3. The atlas should have loaded up but is blocking the voxels. Change the 'Opacity' to about a quarter.

By having a look at the 'Location' window (bottom left) we can now see that significant voxels of activity are mainly found in the:

Right superior lateral occipital cortex

Posterior cingulate cortex (PCC) / precuneus

Alternatively, we can also use Neurosynth, a website where you can get the resting-state functional connectivity of any voxel location or brain region. It does this by extracting data from studies and performing a meta-analysis on brain imaging studies that have results associated with your voxel/region of interest.

About Neurosynth

While Neurosynth has been superseded by Neurosynth Compose we will use the original Neurosynth in this tutorial.

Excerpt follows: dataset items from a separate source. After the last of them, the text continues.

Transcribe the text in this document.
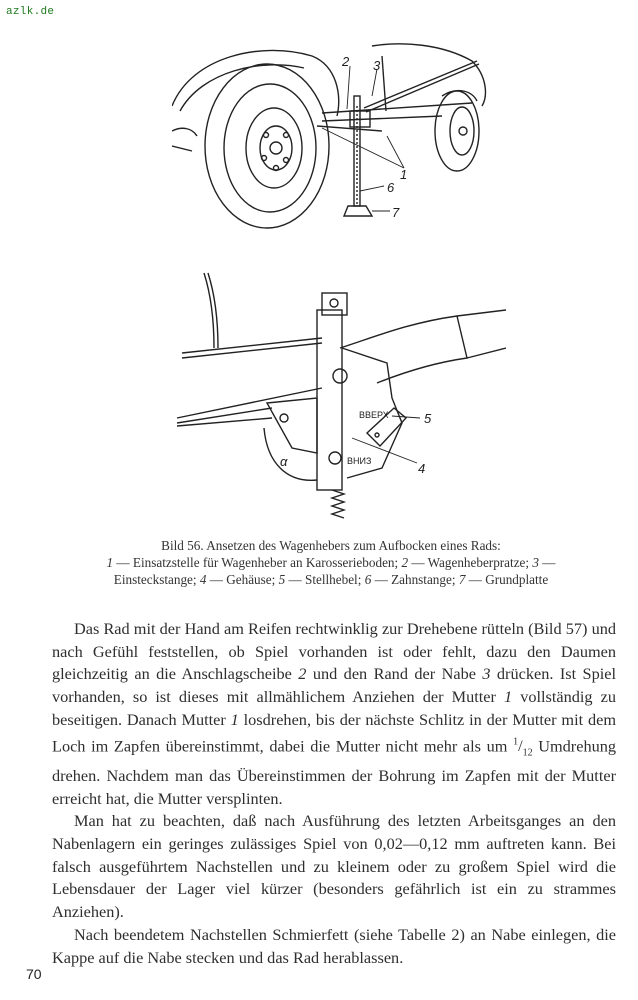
azlk.de
2 3
1
6
7
ВВЕРХ
ВНИЗ
α
5
4
Bild 56. Ansetzen des Wagenhebers zum Aufbocken eines Rads:
1 — Einsatzstelle für Wagenheber an Karosserieboden; 2 — Wagenheberpratze; 3 — Einsteckstange; 4 — Gehäuse; 5 — Stellhebel; 6 — Zahnstange; 7 — Grundplatte

Das Rad mit der Hand am Reifen rechtwinklig zur Drehebene rütteln (Bild 57) und nach Gefühl feststellen, ob Spiel vorhanden ist oder fehlt, dazu den Daumen gleichzeitig an die Anschlagscheibe 2 und den Rand der Nabe 3 drücken. Ist Spiel vorhanden, so ist dieses mit allmählichem Anziehen der Mutter 1 vollständig zu beseitigen. Danach Mutter 1 losdrehen, bis der nächste Schlitz in der Mutter mit dem Loch im Zapfen übereinstimmt, dabei die Mutter nicht mehr als um $^1/_{12}$ Umdrehung drehen. Nachdem man das Übereinstimmen der Bohrung im Zapfen mit der Mutter erreicht hat, die Mutter versplinten.

Man hat zu beachten, daß nach Ausführung des letzten Arbeitsganges an den Nabenlagern ein geringes zulässiges Spiel von 0,02—0,12 mm auftreten kann. Bei falsch ausgeführtem Nachstellen und zu kleinem oder zu großem Spiel wird die Lebensdauer der Lager viel kürzer (besonders gefährlich ist ein zu strammes Anziehen).

Nach beendetem Nachstellen Schmierfett (siehe Tabelle 2) an Nabe einlegen, die Kappe auf die Nabe stecken und das Rad herablassen.

70
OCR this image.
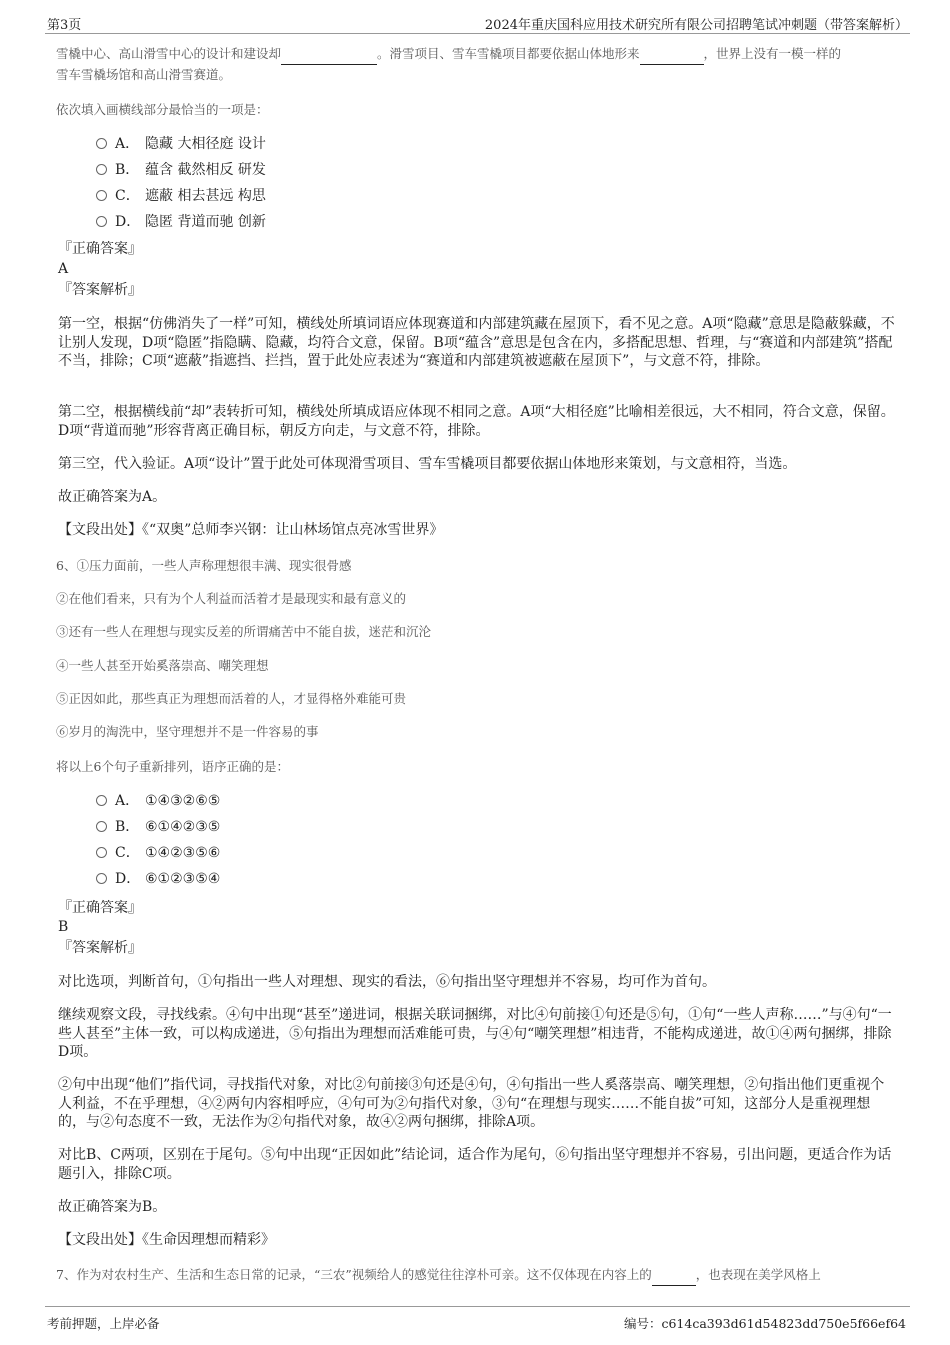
第3页	2024年重庆国科应用技术研究所有限公司招聘笔试冲刺题（带答案解析）
雪橇中心、高山滑雪中心的设计和建设却	。滑雪项目、雪车雪橇项目都要依据山体地形来	，世界上没有一模一样的
雪车雪橇场馆和高山滑雪赛道。
依次填入画横线部分最恰当的一项是：
A． 隐藏 大相径庭 设计
B． 蕴含 截然相反 研发
C． 遮蔽 相去甚远 构思
D． 隐匿 背道而驰 创新
『正确答案』
A
『答案解析』
第一空，根据“仿佛消失了一样”可知，横线处所填词语应体现赛道和内部建筑藏在屋顶下，看不见之意。A项“隐藏”意思是隐蔽躲藏，不让别人发现，D项“隐匿”指隐瞒、隐藏，均符合文意，保留。B项“蕴含”意思是包含在内，多搭配思想、哲理，与“赛道和内部建筑”搭配不当，排除；C项“遮蔽”指遮挡、拦挡，置于此处应表述为“赛道和内部建筑被遮蔽在屋顶下”，与文意不符，排除。
第二空，根据横线前“却”表转折可知，横线处所填成语应体现不相同之意。A项“大相径庭”比喻相差很远，大不相同，符合文意，保留。D项“背道而驰”形容背离正确目标，朝反方向走，与文意不符，排除。
第三空，代入验证。A项“设计”置于此处可体现滑雪项目、雪车雪橇项目都要依据山体地形来策划，与文意相符，当选。
故正确答案为A。
【文段出处】《“双奥”总师李兴钢：让山林场馆点亮冰雪世界》
6、①压力面前，一些人声称理想很丰满、现实很骨感
②在他们看来，只有为个人利益而活着才是最现实和最有意义的
③还有一些人在理想与现实反差的所谓痛苦中不能自拔，迷茫和沉沦
④一些人甚至开始奚落崇高、嘲笑理想
⑤正因如此，那些真正为理想而活着的人，才显得格外难能可贵
⑥岁月的淘洗中，坚守理想并不是一件容易的事
将以上6个句子重新排列，语序正确的是：
A． ①④③②⑥⑤
B． ⑥①④②③⑤
C． ①④②③⑤⑥
D． ⑥①②③⑤④
『正确答案』
B
『答案解析』
对比选项，判断首句，①句指出一些人对理想、现实的看法，⑥句指出坚守理想并不容易，均可作为首句。
继续观察文段，寻找线索。④句中出现“甚至”递进词，根据关联词捆绑，对比④句前接①句还是⑤句，①句“一些人声称……”与④句“一些人甚至”主体一致，可以构成递进，⑤句指出为理想而活难能可贵，与④句“嘲笑理想”相违背，不能构成递进，故①④两句捆绑，排除D项。
②句中出现“他们”指代词，寻找指代对象，对比②句前接③句还是④句，④句指出一些人奚落崇高、嘲笑理想，②句指出他们更重视个人利益，不在乎理想，④②两句内容相呼应，④句可为②句指代对象，③句“在理想与现实……不能自拔”可知，这部分人是重视理想的，与②句态度不一致，无法作为②句指代对象，故④②两句捆绑，排除A项。
对比B、C两项，区别在于尾句。⑤句中出现“正因如此”结论词，适合作为尾句，⑥句指出坚守理想并不容易，引出问题，更适合作为话题引入，排除C项。
故正确答案为B。
【文段出处】《生命因理想而精彩》
7、作为对农村生产、生活和生态日常的记录，“三农”视频给人的感觉往往淳朴可亲。这不仅体现在内容上的	，也表现在美学风格上
考前押题，上岸必备	编号：c614ca393d61d54823dd750e5f66ef64
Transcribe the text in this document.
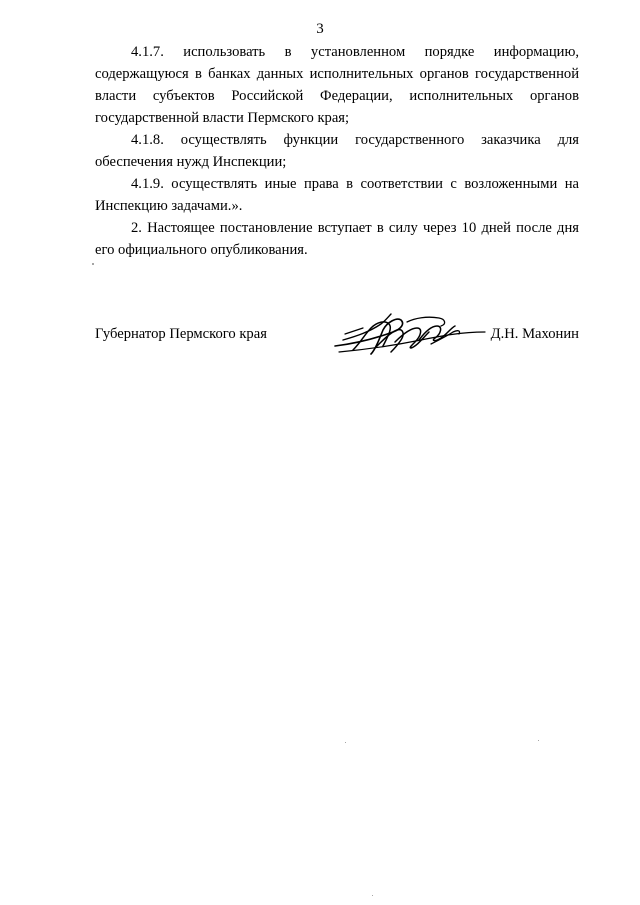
3

4.1.7. использовать в установленном порядке информацию, содержащуюся в банках данных исполнительных органов государственной власти субъектов Российской Федерации, исполнительных органов государственной власти Пермского края;

4.1.8. осуществлять функции государственного заказчика для обеспечения нужд Инспекции;

4.1.9. осуществлять иные права в соответствии с возложенными на Инспекцию задачами.».

2. Настоящее постановление вступает в силу через 10 дней после дня его официального опубликования.

Губернатор Пермского края	Д.Н. Махонин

If you click the following link, you will see regions demonstrating significant connectivity with the posterior cingulate.

If you type [46, -70, 32] as co-ordinates in Neurosynth, and then into the MNI co-ordinates section in FSLeyes, not into the voxel location, because Neurosynth works with MNI space, you can see that in both cases the right superior lateral occipital cortex is activated.

Image orientation

Note that the orientations of left and right are different between Neurosynth and FSLeyes!

Neurosynth

FSLeyes

This is a great result given that we only have three subjects!